COLUMN | Quick updates: Wintermar’s optimism; Dolphin and Energy Drilling buy rigs; subsea newbuilds at last; DOF tug of war [Offshore Accounts]

We said it last year, we say it again: offshore is back!

Last week, we looked at the poor disclosure associated with the takeover of wind turbine installation vessel (WTIV) owner Eneti by Danish rival Cadeler. We concluded that the deal was marred by some very large payments to unknown parties who are creaming off tens of millions of dollars for reasons not properly explained, and by Cadeler’s very optimistic and likely unrealistic plans to achieve US$106 million in annual synergies from the deal. The old adage that the more often you see the grinning visage of a CEO in the press, the more likely you should be to sell the company’s stock definitely applies here.

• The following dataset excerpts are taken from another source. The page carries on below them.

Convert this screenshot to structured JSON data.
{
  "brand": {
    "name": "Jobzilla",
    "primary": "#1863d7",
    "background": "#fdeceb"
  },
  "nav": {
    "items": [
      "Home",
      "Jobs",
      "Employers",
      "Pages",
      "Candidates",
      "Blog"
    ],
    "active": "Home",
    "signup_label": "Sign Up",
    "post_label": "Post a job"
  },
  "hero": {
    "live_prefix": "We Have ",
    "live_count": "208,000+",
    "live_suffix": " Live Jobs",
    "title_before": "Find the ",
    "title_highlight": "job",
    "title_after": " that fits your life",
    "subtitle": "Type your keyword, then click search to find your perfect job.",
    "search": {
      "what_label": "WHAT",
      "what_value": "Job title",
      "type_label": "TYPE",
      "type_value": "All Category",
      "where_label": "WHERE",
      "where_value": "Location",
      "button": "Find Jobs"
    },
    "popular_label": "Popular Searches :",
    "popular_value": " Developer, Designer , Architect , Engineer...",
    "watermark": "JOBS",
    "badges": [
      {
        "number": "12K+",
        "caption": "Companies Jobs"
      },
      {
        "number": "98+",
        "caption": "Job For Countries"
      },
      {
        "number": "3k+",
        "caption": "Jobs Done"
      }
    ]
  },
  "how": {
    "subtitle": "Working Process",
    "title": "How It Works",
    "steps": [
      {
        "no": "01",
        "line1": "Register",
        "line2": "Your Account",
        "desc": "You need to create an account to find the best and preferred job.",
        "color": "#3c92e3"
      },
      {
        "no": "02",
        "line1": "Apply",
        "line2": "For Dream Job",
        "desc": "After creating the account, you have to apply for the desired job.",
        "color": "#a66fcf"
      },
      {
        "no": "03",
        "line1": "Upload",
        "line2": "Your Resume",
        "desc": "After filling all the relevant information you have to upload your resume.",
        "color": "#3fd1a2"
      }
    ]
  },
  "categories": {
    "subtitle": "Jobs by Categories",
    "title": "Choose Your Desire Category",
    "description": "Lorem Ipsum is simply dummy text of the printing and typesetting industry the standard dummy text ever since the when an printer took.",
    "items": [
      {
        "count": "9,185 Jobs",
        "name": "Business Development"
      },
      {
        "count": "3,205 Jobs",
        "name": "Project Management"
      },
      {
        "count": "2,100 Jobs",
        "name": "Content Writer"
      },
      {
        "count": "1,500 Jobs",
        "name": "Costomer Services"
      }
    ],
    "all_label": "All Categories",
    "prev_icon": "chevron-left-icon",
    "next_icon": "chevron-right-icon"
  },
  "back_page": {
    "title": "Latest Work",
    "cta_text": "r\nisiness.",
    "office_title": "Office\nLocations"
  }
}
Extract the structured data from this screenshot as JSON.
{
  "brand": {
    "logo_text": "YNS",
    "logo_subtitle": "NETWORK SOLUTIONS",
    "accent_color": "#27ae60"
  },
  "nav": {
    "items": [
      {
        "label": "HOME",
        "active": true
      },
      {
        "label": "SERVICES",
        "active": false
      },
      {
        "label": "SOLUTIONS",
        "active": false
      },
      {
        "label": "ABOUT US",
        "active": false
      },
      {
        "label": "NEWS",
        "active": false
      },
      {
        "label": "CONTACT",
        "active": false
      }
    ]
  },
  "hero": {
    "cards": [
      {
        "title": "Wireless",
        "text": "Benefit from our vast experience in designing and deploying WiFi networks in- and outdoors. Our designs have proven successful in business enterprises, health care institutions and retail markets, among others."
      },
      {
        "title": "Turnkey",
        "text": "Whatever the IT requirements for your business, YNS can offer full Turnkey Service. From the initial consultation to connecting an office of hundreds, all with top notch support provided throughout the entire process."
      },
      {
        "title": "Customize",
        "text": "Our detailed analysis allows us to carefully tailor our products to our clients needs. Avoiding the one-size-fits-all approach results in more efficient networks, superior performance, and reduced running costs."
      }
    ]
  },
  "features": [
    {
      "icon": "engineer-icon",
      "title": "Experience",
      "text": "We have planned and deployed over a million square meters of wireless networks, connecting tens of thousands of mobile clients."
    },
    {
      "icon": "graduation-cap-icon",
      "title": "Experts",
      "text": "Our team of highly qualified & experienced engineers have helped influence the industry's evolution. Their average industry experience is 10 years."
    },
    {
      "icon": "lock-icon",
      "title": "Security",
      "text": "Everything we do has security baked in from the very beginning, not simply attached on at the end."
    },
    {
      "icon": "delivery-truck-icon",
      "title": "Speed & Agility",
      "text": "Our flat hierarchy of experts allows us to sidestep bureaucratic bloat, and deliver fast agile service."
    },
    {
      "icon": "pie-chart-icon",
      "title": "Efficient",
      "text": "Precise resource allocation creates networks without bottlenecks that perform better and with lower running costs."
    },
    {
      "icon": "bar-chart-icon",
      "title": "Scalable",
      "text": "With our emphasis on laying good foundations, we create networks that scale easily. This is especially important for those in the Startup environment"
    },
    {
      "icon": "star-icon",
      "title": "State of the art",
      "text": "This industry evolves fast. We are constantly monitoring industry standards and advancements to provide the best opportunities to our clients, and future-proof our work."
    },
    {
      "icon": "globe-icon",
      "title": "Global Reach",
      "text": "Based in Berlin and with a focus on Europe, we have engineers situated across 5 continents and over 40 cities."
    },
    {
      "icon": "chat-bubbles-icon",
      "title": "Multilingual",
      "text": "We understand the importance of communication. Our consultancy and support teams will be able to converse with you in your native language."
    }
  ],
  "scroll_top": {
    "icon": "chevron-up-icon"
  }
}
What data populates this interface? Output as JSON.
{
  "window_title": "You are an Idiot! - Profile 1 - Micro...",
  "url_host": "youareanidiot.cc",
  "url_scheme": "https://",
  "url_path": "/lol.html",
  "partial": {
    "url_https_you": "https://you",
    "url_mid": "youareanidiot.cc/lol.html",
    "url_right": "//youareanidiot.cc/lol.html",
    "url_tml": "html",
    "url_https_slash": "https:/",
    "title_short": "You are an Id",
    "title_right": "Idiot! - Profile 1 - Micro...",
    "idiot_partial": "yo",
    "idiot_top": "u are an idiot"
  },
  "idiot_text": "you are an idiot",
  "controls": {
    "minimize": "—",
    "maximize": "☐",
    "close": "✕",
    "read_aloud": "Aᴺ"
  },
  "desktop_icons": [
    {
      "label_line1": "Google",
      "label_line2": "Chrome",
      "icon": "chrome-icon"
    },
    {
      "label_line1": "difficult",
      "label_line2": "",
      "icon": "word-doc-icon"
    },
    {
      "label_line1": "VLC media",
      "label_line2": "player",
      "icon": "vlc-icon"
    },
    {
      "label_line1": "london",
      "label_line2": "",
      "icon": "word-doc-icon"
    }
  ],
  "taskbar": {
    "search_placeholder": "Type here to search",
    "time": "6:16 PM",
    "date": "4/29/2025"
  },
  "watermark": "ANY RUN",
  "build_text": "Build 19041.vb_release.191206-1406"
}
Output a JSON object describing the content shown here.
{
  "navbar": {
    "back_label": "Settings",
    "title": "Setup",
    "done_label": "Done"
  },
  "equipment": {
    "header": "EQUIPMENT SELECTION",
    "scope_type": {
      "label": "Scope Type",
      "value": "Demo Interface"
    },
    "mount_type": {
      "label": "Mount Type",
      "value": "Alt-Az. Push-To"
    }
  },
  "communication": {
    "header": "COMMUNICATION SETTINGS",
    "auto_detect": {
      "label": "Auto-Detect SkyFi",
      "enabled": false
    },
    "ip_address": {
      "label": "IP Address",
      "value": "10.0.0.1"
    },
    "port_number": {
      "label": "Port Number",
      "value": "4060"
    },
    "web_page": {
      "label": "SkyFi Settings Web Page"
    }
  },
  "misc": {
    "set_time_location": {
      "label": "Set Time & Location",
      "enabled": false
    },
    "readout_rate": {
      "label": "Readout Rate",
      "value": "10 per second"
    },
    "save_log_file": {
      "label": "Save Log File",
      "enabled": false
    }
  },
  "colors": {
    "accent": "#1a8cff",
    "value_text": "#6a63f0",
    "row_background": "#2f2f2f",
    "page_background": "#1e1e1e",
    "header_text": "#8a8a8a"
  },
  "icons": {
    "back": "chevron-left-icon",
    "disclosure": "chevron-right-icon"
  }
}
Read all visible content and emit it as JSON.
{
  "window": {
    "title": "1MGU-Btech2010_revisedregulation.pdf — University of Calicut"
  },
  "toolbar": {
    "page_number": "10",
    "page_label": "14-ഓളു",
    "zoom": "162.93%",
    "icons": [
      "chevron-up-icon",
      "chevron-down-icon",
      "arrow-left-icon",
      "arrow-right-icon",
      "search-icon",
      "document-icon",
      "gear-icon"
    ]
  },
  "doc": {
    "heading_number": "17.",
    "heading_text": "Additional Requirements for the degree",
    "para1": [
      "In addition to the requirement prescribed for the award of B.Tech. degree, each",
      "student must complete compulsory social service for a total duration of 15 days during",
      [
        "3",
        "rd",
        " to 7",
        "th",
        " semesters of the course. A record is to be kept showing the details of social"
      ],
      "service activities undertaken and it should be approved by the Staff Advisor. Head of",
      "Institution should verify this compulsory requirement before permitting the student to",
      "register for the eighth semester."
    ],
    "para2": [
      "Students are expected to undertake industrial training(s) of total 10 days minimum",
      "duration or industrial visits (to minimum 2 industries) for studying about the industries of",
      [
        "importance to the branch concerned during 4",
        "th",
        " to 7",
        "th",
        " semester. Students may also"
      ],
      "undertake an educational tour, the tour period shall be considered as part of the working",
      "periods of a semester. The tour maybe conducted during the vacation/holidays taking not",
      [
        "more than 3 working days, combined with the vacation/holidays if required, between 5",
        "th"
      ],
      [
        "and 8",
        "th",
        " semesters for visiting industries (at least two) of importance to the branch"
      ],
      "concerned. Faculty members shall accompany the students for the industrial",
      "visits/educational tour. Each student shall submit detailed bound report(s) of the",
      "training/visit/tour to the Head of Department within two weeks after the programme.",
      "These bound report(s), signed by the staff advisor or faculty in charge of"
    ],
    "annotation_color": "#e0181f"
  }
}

This week, we look at the momentum building in offshore.

Wintermar reports gains

Photo: Wintermar

Whilst offshore wind continues to expand at a frantic pace, despite profit margins being thin, offshore oil and gas is also enjoying a renaissance. The recent investor presentation by Indonesian offshore support vessel (OSV) operator Wintermar shows how optimism is spreading globally for owners. Wintermar reported an 18 per cent increase in charter rates in April 2023 compared to the 2022 average for its higher specification vessels (slide 21), and the company is busy reactivating laid-up ships to meet market demand in South-East Asia. Wintermar acquired a number of cold-stacked UT755 design platform supply vessels (PSVs) from the former Deep Sea Supply fleet in 2022, including Sea Bass, along with five anchor handlers.

With charter rates in Indonesia still at half the levels of the industry peak in 2013, there remains plenty of upside for owners there. In the previous boom, Indonesia’s implementation of tough cabotage laws on PSVs in December 2012 saw Wintermar achieve average day rates of over US$22,000 the following year. Today, leading edge rates in the region for PSVs with deck space of over 750 square metres are now close to US$30,000 per day, assisted by additional demand from windfarm projects in Taiwan.

Wintermar has low levels of debt, just 10 per cent of its assets, and its President Director Sugiman Layanto is famed for his ruthlessness and market savvy. With the company’s revenue up 51 per cent in the six months to March 31, it is no surprise that Wintermar’s share price is also up 57 per cent year on year.

As Simon Johnson, the CEO of Seadrill, said earlier this month, these high and rising charter rates mean offshore oil and gas contractors are finally going to be generating “a wall of cash” again.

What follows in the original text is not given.